Queste riflessioni conducono al delinearsi di uno sfondo relativamente coerente (per quanto possa aver senso parlare di coerenza in un pensatore sistematicamente asistematico come Nietzsche), sul quale si staglia un’esplicita critica della modernità occidentale.

 

 

2.         L’ autocontraddizione della modernità

La critica della modernità è contemporaneamente una messa in discussione della società occidentale nel suo complesso e del tipo antropologico da essa prodotto. Questo duplice aspetto emerge con chiarezza in un aforisma del Crepuscolo degli idoli[7], intitolato proprio Critica della modernità: «Le nostre istituzioni non servono più a niente: su ciò regna l’unanimità. Ma ciò non dipende da esse, dipende da noi. Da quando abbiamo perduto tutti gli istinti da cui le istituzioni si sviluppano, stiamo perdendo le istituzioni in genere, perché noi non serviamo più ad esse»[8]. Per questo motivo gli istinti moderni «si contraddicono, si disturbano, si distruggono reciprocamente»[9] e la modernità si può definire «come autocontraddizione fisiologica»[10].

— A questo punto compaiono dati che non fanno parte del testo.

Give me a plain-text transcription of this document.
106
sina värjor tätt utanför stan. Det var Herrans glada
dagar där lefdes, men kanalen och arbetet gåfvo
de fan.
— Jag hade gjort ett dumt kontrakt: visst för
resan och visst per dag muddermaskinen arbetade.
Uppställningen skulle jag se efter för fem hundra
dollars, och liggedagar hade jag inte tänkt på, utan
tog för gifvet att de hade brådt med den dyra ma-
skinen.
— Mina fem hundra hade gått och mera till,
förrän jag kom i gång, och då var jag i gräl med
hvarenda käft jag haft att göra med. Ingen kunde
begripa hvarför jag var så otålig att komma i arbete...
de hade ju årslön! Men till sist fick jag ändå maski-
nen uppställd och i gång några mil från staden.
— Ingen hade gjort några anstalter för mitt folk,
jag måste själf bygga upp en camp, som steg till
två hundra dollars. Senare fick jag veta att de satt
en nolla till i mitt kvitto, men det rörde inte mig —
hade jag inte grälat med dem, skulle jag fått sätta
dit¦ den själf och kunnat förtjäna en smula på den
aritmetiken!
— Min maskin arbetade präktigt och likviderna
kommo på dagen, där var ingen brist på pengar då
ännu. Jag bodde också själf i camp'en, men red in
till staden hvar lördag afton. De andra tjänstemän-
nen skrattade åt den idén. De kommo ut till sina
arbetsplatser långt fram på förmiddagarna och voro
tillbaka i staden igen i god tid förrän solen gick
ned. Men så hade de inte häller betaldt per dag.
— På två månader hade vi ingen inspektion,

            Emerge così la necessità di analizzare più a fondo la modernità per capire da dove scaturisca questa autocontraddizione. A tale fine, due sembrano essere le domande fondamentali: (i) Quando nasce la modernità? (ii) Che cosa caratterizza il suo sviluppo?

            Per quando riguarda il primo interrogativo, Nietzsche offre una risposta coerente in tutte e tre le opere analizzate: l’età moderna come epoca inizia con la Rivoluzione francese, che «ha posto completamente e solamente lo scettro nelle mani dell’ “uomo buono” (della pecora, dell’asino, dell’oca e di tutto ciò che è inguaribilmente piatto e schiamazzante e maturo per il “manicomio delle idee moderne”)»[11]. Non deve quindi stupire che egli indichi come primo uomo moderno il pensatore che più di ogni altro ha influenzato la Rivoluzione stessa, Jean-Jacques Rousseau. Allo stesso modo, non deve stupire che nei confronti del Ginevrino siano utilizzati, con feroce (e in gran parte ingiustificata) veemenza, quei pugnali e quelle scimitarre evocati in precedenza dalle righe di Andler: 

«Ma Rousseau – a che cosa voleva mai ritornare? Rousseau, questo primo uomo moderno, idealista   e canaglia in una stessa persona, che aveva bisogno della “dignità” morale per poter sopportare il suo stesso aspetto; malato di sfrenata vanità e di sfrenato disprezzo di sé. Anche questo aborto, che si è accampato alle soglie dell’età moderna, voleva il “ritorno alla natura”- a cosa, si domanda ancora una volta, voleva ritornare Rousseau? Io odio Rousseau anche nella rivoluzione: essa è nella storia del mondo, l’espressione di questa doppiezza di idealista e canaglia. La cruenta farsa con cui questa rivoluzione si svolse, la sua “immoralità” mi importa poco; quello che odio è la sua moralità rousseauiana- le cosiddette “verità” della rivoluzione, con le quali essa continua ad esercitare i suoi effetti e ad attirare a sé tutti i superficiali e i mediocri. La teoria dell’uguaglianza!… Ma non c’è assolutamente nessun veleno più velenoso, giacché essa sembra predicata dalla giustizia stessa, mentre è la fine della giustizia… “Cose uguali agli uguali, disuguali ai disuguali – questo sarebbe il vero discorso della giustizia; con ciò che ne consegue: mai rendere uguale il disuguale”. Che intorno a questa teoria dell’uguaglianza si siano svolte vicende così raccapriccianti e sanguinose, ha conferito a questa “idea moderna” per eccellenza una specie di aureola e di splendore fiammeggiante, sicché la rivoluzione come spettacolo ha sviato e conquistato a sé anche gli spiriti più nobili»[12].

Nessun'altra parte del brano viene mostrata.